Data released by Public Health England on 5 December showed that 1301 people have been screened for Ebola on entry to the UK, with 41 deemed to be at low risk of having the virus and two referred to the NHS. So far, there has only been one confirmed case of Ebola in the UK—the nurse Will Pooley who was repatriated after contracting the disease in Sierra Leone in August.
“People like me in public health assume that all government decisions should be based on evidence. The reality is that the government takes other things into consideration,” said McCloskey. These things include the media and politicians’ prospects for re-election. “They’re legitimate things for politicians to worry about,” he said.
Toby Merlin, who is leading the US Centers for Disease Control’s domestic response to Ebola, told the conference of the difficulties combating powerful images that appeared in the media. For example, news footage showed ambulance workers wearing breathing apparatus while transporting the US’s first Ebola patient. Meanwhile the centre was trying to reassure the public the virus was not airborne.
There were also images of contractors in full body suits cleaning the patient’s apartment, despite the fact that the centre was trying to allay public fears over the risk of infection from the physical environment. “There is an enormous gap between our science-based communication and what has been established in people’s minds by images they have seen,” said Merlin.

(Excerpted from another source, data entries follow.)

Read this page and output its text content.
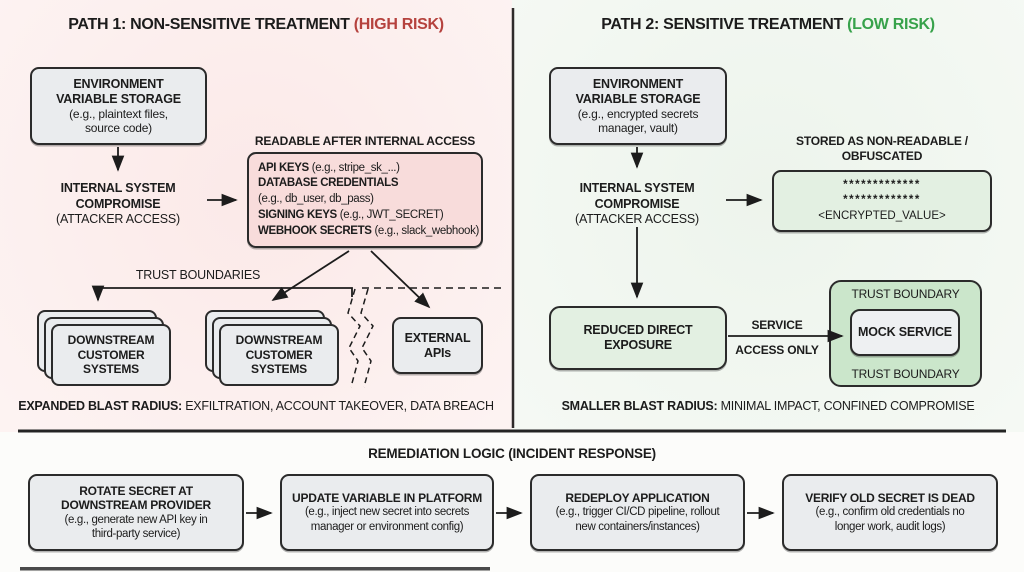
PATH 1: NON-SENSITIVE TREATMENT (HIGH RISK)
ENVIRONMENT
VARIABLE STORAGE
(e.g., plaintext files,
source code)
INTERNAL SYSTEM
COMPROMISE
(ATTACKER ACCESS)
READABLE AFTER INTERNAL ACCESS
API KEYS (e.g., stripe_sk_...)
DATABASE CREDENTIALS
(e.g., db_user, db_pass)
SIGNING KEYS (e.g., JWT_SECRET)
WEBHOOK SECRETS (e.g., slack_webhook)
TRUST BOUNDARIES
DOWNSTREAM
CUSTOMER
SYSTEMS
DOWNSTREAM
CUSTOMER
SYSTEMS
EXTERNAL
APIs
EXPANDED BLAST RADIUS: EXFILTRATION, ACCOUNT TAKEOVER, DATA BREACH
PATH 2: SENSITIVE TREATMENT (LOW RISK)
ENVIRONMENT
VARIABLE STORAGE
(e.g., encrypted secrets
manager, vault)
INTERNAL SYSTEM
COMPROMISE
(ATTACKER ACCESS)
STORED AS NON-READABLE /
OBFUSCATED
*************
*************
<ENCRYPTED_VALUE>
REDUCED DIRECT
EXPOSURE
SERVICE
ACCESS ONLY
TRUST BOUNDARY
MOCK SERVICE
TRUST BOUNDARY
SMALLER BLAST RADIUS: MINIMAL IMPACT, CONFINED COMPROMISE
REMEDIATION LOGIC (INCIDENT RESPONSE)
ROTATE SECRET AT
DOWNSTREAM PROVIDER
(e.g., generate new API key in
third-party service)
UPDATE VARIABLE IN PLATFORM
(e.g., inject new secret into secrets
manager or environment config)
REDEPLOY APPLICATION
(e.g., trigger CI/CD pipeline, rollout
new containers/instances)
VERIFY OLD SECRET IS DEAD
(e.g., confirm old credentials no
longer work, audit logs)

When asked if the Centers for Disease Control had failed to communicate the risks of Ebola to the public Merlin said that some events could not be anticipated. “If the expectation in an international disease outbreak is that nothing bad will happen and that there will be nothing unexpected then you are setting yourself up to achieve the impossible,” he said.
Data from the World Health Organization dated 5 December showed a total of 17 517 cases of Ebola in Guinea, Liberia, and Sierra Leone, including 6187 deaths. McCloskey, who is currently working with the United Nation’s special envoy on Ebola in Geneva, said that the mood was one of “cautious optimism.” He said that having targets on safe and dignified burial and case isolation were important to aim for but were difficult to measure.1 “We cannot measure the targets properly as counting the number of people who die [from the disease] is actually very difficult,” he said.